You are legislatively, politically, culturally, and holistically in control of every fertilized egg in the U.S.
You have signed the rights of fertilized eggs into law.
You have decided no cultural or lawless act can challenge these egg rights.
You have controlled the whole of the language which describes egg rights in your political party platforms.
You have written and hope to pass legislation  in state houses, which will add rights to unfertilized eggs.
This reality as I have described it seems much worse than any Orwellian horror I imagined growing up to
fear big government.
If you are someone who has endowed eggs with rights you have the power to control, and the egg in turn
has the power to control thirty to forty years of reproductive life in every person able to bear children, then where does any woman turn to express her own individual rights as a fully formed independent human being?

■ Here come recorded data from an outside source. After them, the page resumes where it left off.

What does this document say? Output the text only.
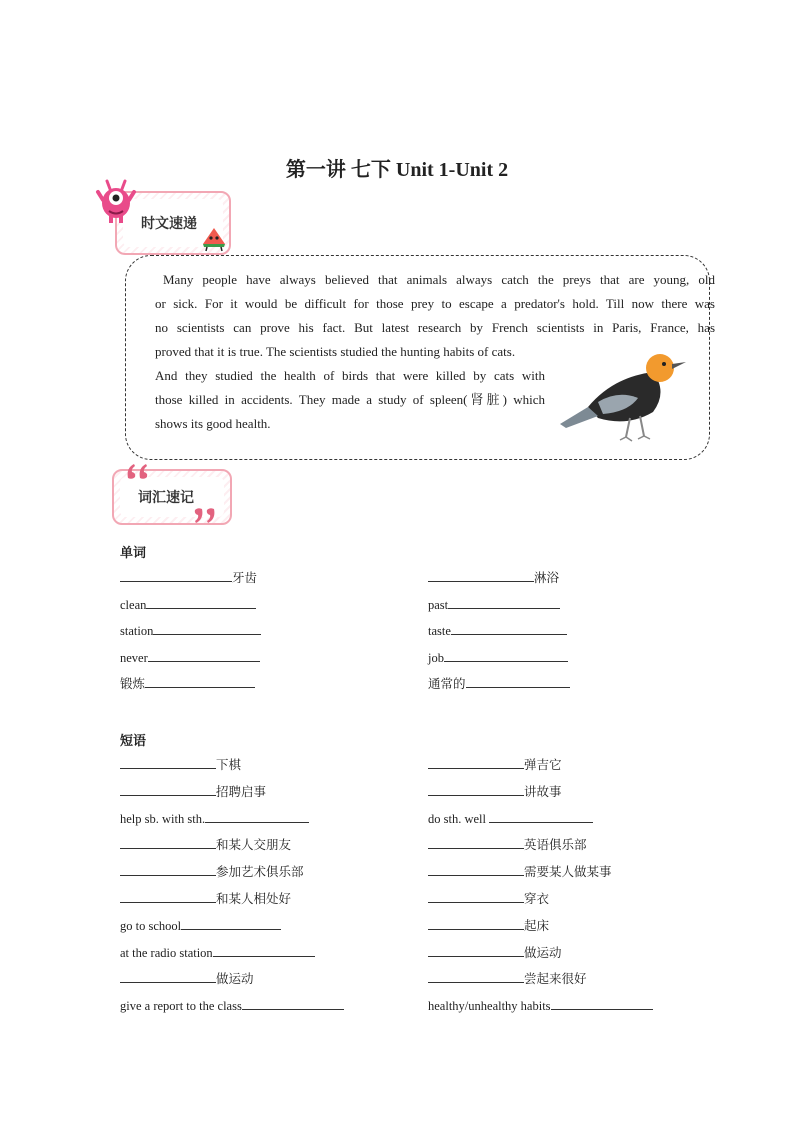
第一讲 七下 Unit 1-Unit 2
时文速递

Many people have always believed that animals always catch the preys that are young, old

or sick. For it would be difficult for those prey to escape a predator's hold. Till now there was

no scientists can prove his fact. But latest research by French scientists in Paris, France, has

proved that it is true. The scientists studied the hunting habits of cats.

And they studied the health of birds that were killed by cats with

those killed in accidents. They made a study of spleen(肾脏) which

shows its good health.

词汇速记
单词
牙齿
clean
station
never
锻炼
淋浴
past
taste
job
通常的
下棋
招聘启事
help sb. with sth.
和某人交朋友
参加艺术俱乐部
和某人相处好
go to school
at the radio station
做运动
give a report to the class
弹吉它
讲故事
do sth. well
英语俱乐部
需要某人做某事
穿衣
起床
做运动
尝起来很好
healthy/unhealthy habits
短语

Does she simply wait to be past child-bearing age?
The words coming out of Paul Ryan's mouth about a woman's rights are nothing more than sound bites,
because he has not contraindicated the actual legislation he co-sponsored, things that don't match
he is saying now about assault.
The words coming out of Mitt Romney's mouth about a woman's rights are nothing more than sound bites.
because he has aligned himself with the Republican platform language which gives no quarter to women
who have been assaulted.
One of the points people have been missing in these discussions is that a criminal case, and a successful criminal prosecution cannot be of timely use to a woman or girl who finds herself in need of expressing her own reproductive freedom.
In the fifties and sixties we used to lament the fact that only poor women would suffer from a lack of these
freedoms. Rich women have always done exactly what it is they choose to do.
I do know this: an unintended consequence of all this reproductive wrangling may mean the kindergarten class of 2018 may be way too small to pay anything meaningful into either Social Security or Medicare.
So if we want to save those programs, we really may have to institute a real 'dream act' for those who may
have wanted children next year, and for citizens we may need to import from countries with even fewer
freedoms than women may have in the U.S. future.
Of course another thing we may overlook when speaking about reproductive rights, is the fact that it's
completely inappropriate for one person to question another about his or her reproductive plans or
status, even if the questioning person is some sort of legislator.